Her stories were previously translated into Urdu, Hindi, Tamil, and Malayalam.

The International Booker Prize celebrates the finest longform fiction and short story collections translated into English and published in the UK or Ireland between May 2024 and April 2025. The shortlist will be revealed on April 8, with each shortlisted title receiving £5,000, shared between the author and translator. The winner will be announced on May 20 at a ceremony at Tate Modern in London.

In 2022, Geetanjali Shree and translator Daisy Rockwell made history by winning the award for the Hindi novel, Tomb of Sand. Perumal Murugan’s Tamil novel Pyre, translated by Aniruddhan Vasudevan, was longlisted in 2023.

Max Porter, chair of the 2025 judging panel, highlighted the universal appeal of translated fiction, “Translated fiction is not an elite or rarefied cultural space requiring expert knowledge; it is the exact opposite. It tells stories of every conceivable kind from everywhere, for everyone. It is a miraculous way for us to meet one another in all our strangeness and sameness, defying the borders erected between us.”

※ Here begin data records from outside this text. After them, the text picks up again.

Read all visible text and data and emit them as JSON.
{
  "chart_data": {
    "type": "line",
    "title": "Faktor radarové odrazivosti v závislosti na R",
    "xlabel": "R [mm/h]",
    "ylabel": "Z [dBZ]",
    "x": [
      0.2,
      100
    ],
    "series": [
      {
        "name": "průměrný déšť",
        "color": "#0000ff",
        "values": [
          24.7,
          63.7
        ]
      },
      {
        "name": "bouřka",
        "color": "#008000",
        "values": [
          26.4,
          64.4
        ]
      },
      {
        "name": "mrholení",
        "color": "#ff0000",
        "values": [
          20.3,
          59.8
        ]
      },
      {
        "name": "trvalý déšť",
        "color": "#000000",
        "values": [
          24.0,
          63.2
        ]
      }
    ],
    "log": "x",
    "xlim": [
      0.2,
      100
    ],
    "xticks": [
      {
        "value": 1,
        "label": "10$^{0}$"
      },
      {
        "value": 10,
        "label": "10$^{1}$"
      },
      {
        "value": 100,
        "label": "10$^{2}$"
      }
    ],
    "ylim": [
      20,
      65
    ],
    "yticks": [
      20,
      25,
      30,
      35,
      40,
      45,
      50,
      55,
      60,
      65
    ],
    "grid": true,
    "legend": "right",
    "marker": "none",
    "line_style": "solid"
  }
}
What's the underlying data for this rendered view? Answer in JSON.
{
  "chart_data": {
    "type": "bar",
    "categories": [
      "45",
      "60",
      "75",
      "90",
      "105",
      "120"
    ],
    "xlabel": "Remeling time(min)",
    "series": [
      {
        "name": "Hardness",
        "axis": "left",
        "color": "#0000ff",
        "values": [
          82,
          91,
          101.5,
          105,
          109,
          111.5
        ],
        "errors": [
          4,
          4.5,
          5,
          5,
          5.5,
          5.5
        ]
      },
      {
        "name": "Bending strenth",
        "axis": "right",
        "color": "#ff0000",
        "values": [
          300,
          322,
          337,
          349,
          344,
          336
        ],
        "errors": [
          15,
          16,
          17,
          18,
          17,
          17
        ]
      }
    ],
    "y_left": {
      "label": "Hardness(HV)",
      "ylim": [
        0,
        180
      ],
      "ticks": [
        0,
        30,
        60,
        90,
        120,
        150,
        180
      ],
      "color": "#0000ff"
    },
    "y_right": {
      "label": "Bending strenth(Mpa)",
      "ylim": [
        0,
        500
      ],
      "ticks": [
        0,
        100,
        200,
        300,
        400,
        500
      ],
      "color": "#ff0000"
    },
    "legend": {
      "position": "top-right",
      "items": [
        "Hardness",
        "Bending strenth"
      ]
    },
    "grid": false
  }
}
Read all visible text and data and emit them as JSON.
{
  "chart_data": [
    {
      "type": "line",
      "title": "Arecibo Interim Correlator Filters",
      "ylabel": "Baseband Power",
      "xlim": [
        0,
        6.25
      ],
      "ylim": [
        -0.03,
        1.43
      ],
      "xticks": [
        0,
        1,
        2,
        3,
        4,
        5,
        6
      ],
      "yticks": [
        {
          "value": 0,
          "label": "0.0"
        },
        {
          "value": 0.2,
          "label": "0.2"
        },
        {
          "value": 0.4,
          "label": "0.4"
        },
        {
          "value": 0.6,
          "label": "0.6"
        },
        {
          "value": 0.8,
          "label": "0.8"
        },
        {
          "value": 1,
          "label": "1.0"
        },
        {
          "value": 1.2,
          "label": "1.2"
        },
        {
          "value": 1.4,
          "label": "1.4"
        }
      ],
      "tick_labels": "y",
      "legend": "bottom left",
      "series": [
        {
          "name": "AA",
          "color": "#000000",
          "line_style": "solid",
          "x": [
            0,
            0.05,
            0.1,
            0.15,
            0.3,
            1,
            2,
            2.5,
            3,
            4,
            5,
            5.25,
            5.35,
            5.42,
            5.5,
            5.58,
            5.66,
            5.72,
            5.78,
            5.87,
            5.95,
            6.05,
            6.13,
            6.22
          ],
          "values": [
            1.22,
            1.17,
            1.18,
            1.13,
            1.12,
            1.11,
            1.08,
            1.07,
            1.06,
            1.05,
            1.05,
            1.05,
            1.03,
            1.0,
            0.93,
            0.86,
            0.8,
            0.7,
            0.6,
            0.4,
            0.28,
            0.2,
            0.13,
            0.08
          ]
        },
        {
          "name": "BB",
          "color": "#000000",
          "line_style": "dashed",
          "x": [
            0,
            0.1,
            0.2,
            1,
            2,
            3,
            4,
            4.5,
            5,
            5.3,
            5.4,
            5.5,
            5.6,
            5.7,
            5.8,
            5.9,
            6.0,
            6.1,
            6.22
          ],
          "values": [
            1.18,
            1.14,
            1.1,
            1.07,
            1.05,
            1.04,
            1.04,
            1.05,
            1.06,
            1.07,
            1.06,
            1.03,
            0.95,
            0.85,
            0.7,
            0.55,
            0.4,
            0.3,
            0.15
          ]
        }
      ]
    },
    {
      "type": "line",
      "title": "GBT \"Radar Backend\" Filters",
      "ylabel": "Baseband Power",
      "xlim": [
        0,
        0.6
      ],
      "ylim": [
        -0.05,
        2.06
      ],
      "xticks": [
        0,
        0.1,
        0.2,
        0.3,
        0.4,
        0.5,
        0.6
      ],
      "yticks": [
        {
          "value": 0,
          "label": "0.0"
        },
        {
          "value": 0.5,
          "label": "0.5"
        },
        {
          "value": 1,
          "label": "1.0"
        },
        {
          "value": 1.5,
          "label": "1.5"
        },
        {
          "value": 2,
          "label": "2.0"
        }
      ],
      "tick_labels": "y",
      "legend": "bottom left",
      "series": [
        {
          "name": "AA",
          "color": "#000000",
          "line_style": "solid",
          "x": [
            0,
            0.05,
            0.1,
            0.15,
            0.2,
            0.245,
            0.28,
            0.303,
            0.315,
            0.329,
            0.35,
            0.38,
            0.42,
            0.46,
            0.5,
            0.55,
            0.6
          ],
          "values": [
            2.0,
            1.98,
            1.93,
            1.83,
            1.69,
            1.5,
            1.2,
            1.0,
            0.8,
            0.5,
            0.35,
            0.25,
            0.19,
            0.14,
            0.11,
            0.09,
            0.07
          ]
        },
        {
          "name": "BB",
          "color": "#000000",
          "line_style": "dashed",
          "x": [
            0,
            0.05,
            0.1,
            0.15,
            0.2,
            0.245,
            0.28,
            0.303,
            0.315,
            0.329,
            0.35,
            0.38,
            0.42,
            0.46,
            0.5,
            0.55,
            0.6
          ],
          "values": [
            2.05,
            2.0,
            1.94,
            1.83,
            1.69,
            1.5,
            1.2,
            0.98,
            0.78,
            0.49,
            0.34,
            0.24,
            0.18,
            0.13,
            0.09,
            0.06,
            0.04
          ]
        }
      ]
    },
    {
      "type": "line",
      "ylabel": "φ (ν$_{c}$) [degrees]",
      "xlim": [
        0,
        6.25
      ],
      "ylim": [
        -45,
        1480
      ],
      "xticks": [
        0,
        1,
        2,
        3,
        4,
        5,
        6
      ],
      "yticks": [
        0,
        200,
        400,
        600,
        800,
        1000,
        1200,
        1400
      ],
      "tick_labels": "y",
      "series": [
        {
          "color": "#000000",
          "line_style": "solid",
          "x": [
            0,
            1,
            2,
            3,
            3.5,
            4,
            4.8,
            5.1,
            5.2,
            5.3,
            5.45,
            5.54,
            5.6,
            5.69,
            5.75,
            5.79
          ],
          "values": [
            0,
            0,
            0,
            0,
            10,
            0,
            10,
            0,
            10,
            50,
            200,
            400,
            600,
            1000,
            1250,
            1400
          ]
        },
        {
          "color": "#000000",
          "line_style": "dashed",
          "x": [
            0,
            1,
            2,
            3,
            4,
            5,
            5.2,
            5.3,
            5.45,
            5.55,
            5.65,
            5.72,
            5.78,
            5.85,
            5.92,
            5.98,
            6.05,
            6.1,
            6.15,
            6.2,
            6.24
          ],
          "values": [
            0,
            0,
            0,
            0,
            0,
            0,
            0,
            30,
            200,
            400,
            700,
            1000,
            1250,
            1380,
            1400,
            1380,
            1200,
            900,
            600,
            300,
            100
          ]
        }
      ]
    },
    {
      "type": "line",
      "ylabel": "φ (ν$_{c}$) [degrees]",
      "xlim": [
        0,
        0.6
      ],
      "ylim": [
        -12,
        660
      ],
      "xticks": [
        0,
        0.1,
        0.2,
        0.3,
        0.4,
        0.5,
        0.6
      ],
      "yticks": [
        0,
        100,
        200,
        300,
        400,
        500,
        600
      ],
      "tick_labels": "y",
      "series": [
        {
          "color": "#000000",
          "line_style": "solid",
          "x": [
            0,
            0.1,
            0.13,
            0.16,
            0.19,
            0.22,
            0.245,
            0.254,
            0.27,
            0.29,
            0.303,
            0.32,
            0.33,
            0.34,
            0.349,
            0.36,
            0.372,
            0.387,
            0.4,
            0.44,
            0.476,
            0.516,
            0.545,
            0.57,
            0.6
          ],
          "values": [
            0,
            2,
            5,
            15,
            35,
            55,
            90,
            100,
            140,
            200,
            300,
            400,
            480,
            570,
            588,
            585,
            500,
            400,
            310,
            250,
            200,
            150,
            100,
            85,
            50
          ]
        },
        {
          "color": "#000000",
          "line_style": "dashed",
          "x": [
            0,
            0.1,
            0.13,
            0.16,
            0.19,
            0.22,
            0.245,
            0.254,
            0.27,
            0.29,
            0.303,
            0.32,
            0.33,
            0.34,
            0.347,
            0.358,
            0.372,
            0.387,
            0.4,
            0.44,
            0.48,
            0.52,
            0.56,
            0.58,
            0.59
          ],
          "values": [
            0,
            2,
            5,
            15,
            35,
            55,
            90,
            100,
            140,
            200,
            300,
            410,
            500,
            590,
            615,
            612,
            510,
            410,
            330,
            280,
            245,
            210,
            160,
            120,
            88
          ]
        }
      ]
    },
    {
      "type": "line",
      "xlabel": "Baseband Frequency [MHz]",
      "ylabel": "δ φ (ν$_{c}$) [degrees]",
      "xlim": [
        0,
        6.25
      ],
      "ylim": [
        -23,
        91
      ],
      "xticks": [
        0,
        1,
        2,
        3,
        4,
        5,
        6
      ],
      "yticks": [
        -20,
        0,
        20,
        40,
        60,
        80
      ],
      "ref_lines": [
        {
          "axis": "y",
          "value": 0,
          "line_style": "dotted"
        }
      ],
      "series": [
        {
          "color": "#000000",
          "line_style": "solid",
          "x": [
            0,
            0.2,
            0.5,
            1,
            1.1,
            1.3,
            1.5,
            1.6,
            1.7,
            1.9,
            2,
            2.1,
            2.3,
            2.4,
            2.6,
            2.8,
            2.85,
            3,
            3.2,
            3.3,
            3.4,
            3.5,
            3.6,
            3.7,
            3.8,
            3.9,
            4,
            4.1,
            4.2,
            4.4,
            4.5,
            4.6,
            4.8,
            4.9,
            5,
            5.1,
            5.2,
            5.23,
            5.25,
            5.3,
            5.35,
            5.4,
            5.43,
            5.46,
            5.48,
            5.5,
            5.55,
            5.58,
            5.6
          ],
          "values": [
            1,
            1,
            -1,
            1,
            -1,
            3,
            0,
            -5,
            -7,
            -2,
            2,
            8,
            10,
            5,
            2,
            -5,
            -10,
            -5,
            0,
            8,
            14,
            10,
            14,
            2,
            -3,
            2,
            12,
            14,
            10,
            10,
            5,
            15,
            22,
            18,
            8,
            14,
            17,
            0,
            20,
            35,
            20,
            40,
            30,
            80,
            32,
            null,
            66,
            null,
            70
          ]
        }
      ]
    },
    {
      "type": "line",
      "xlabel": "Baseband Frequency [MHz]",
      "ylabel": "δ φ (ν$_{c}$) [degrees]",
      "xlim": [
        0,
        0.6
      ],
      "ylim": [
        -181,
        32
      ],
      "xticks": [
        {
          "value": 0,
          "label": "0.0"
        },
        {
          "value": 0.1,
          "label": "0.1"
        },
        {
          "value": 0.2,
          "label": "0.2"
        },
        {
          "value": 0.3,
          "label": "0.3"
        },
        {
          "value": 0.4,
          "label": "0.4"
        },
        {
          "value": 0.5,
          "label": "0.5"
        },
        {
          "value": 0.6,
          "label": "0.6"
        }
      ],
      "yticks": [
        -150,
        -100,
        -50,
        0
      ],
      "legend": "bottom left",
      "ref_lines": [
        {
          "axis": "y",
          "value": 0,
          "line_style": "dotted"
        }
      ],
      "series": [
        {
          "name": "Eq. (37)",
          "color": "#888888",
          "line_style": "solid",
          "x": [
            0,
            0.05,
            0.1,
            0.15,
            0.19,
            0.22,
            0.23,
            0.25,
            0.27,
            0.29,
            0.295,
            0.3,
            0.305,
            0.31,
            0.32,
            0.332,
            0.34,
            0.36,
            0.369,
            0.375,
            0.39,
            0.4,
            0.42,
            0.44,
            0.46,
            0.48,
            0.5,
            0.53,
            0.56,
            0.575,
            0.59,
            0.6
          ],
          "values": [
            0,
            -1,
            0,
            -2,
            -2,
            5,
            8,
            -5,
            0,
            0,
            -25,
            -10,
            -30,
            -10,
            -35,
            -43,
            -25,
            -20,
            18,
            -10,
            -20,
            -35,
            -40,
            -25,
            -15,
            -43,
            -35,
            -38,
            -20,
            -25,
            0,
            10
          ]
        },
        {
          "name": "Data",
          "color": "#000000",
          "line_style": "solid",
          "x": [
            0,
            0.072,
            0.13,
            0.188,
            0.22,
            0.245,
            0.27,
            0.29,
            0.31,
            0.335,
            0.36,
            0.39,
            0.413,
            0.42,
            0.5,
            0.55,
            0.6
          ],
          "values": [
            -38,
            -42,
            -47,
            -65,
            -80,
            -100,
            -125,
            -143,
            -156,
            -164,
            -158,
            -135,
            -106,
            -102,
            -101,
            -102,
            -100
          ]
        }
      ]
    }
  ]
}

Others on the list are The Book of Disappearance by Ibtisam Azem, translated from Arabic by Sinan Antoon; On the Calculation of Volume I by Solvej Balle, translated from Danish by Barbara J Haveland; There’s a Monster Behind the Door by Gaëlle Bélem, translated from French by Karen Fleetwood and Laëtitia Saint-Loubert; Solenoid by Mircea Cartarescu, translated from Romanian by Sean Cotter; and Reservoir Bitches by Dahlia de la Cerda, translated from Spanish by Heather Cleary and Julia Sanches.